Tonight Manthing asked me if he could catch up with a woman for coffee. For anyone who’s been around this blog for a little while (or anyone who has read my ‘about me’ section) knows that our relationship doesn’t exactly conform to your norms. We are in an open, polyamourous relationship and it works for us, we’re happy with it and that’s all that matters at the end of the day. In this post, I ask that you do not judge, try to convert or otherwise criticise my relationship mechanics because you do not agree with it. That’s not the point of this post
But tonight manthing asked me if he could catch up with a woman for coffee, and I was gripped by a sense of panic. After sitting down and talking about what was bothering me, I came to two conclusions.
The first, the idea that if he finds someone he likes, that he or she would reject me as his partner, she would make me feel unwelcome in her presence, she would throw my position physically, socially or financially in my face or she would otherwise disagree with the idea of sharing time with Manthing.
The other is that, in his adventures, he would find someone that made him happy, and while I’m entirely happy in my relationship with him, that I would fail to find connections with people outside our relationship and would end up jealous and unhappy.
During our talks, I realised that these issues, and many more, came down to one thing. My ex boyfriend and our ex girlfriend. The relationship I had with them has coloured my perception of the world so drastically that I hardly noticed until I stepped back and asked myself “Why?” Why am I upset? Why does this cause me distress?
In one relationship I was undervalued. I was cheated on multiple times. I had a partner that wanted a parent and a secretary. Someone who had no motivation of their own, no drive to improve themselves as a person and, rather than fighting, he simply shrugged and gave up and was happy with “I tried”. I did love him, but by the end it felt hollow and one-sided. I felt like slapping him and screaming at him to try and keep me, rather than rotting away like a corpse in a basement. I did love him, but by the end, all that was had been tainted by the bitterness and anger that I held against him for failing to walk beside me as I moved forwards in my life.
That left me with the impression that I had no value as a person. That I was expendable, replaceable at a moments notice. It told me that I wasn’t worth the effort of stepping away from the PC, that my happiness came second to someone else’s. It taught me that I was an idiot to trust people and that I would ultimately end up getting hurt.
After Manthing and I became an item, there were many challenges we had to face as a couple.
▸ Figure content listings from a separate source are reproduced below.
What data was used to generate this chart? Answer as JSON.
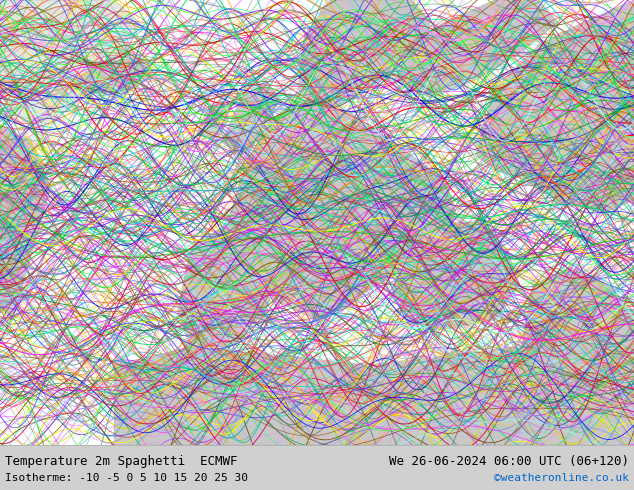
{
  "title_left": "Temperature 2m Spaghetti  ECMWF",
  "title_right": "We 26-06-2024 06:00 UTC (06+120)",
  "subtitle_left": "Isotherme: -10 -5 0 5 10 15 20 25 30",
  "subtitle_right": "©weatheronline.co.uk",
  "subtitle_right_color": "#0066cc",
  "bg_color": "#d8d8d8",
  "map_bg": "#ffffff",
  "bottom_bar_color": "#d0d0d0",
  "text_color": "#000000",
  "font_size_title": 9,
  "font_size_subtitle": 8,
  "fig_width": 6.34,
  "fig_height": 4.9,
  "dpi": 100,
  "spaghetti_colors": [
    "#808080",
    "#a0a0a0",
    "#606060",
    "#ff00ff",
    "#cc00cc",
    "#ff44ff",
    "#00bb00",
    "#00dd00",
    "#44ff44",
    "#ff0000",
    "#cc0000",
    "#ff4444",
    "#0000ff",
    "#0000cc",
    "#4444ff",
    "#00cccc",
    "#00aaaa",
    "#ff8800",
    "#ffaa00",
    "#8800ff",
    "#aa00ff",
    "#ffff00",
    "#dddd00",
    "#00ff88",
    "#00dd66",
    "#ff0088",
    "#dd0066",
    "#884400",
    "#aa6600",
    "#008844",
    "#00aa66",
    "#ff88ff",
    "#ffaaff",
    "#88ffff",
    "#aaffff",
    "#ff8888",
    "#ffaaaa",
    "#8888ff",
    "#aaaaff"
  ],
  "land_color": "#c8c8c8",
  "land_color2": "#b8c8b0",
  "sea_color": "#e8f0e8",
  "greenland_color": "#e0e8e0"
}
The greatest is something I’m still fighting to this day – that I have an intrinsic value as a person, and that anyone that truly loves me will show me this every single day.
After some time, Manthing and I became involved with a girl. To this day I’m still madly in love with her, and I find my heart aching when I come across the photo of her sitting on the couch in my jumper. I miss the way she smelled and the softness of her hair and her skin. I miss her laugh, the way she could light up a room just by walking in, her stunning smile and I miss knowing her intimately, physically and otherwise. A few months ago I found a video she had made for us when we were together. She sang a beautiful song. I couldn’t watch more than a few seconds before I was in tears. But, while things were wonderful while they were good – she proved that there was very little in the world that made me happier than both her and Manthing being a part of my life at the same time – the note the relationship ended on… well, I would take broken bones over that heartache any day.
While there were many unaddressed issues of her own health and her lack of management thereof, what sealed fate was the fact that she commited the cardinal sin against someone with a chronic, uncontrollable illness and told me that she couldn’t cope with it. That it was getting to her. She told me that MY illness had become HER problem. I understand that, after a time, it can be wearing to see someone you care about face battles you can’t fight. I do. But what was said to me that evening was unforgivable, and it reinforced my greatest fear – that someone I had opened my heart to and truly loved with every part of my being, that they could cut me down where I stood by using my own personal hell against me. She had proven that, with my conditions, being in a relationship outside of Manthing simply wasn’t possible because my health was too much of a burden on others and that I would have been so much better off either never having revealed my Achilles heel, or even loved to begin with.
And so I find myself tonight sitting here and trying to make sense of the thoughts rushing around in my head. I listen to the way part of me desperately yearns to make meaningful connections with people, and I hear the other part of me that says “No, it’s too dangerous. You will only find hurt and loneliness” and I don’t know which one is more right than the other. The real question begging an answer is “Can I allow Manthing the chance to find happiness (alongside me) and am I willing to risk not finding it myself?”
Life is inherently one giant risk. We risk traveling through our mother’s body to the world. We risk our lives leaving the house. We risk our ego every time we speak to people. We risk being hurt when we give them more than a “hello”. What I ultimately need to decide is whether my happiness, and manthing’s is ultimately worth that risk. Because a part of me deep down inside still believes that it may be worth it. Not every time, but sometimes. And that sometimes can make all the difference.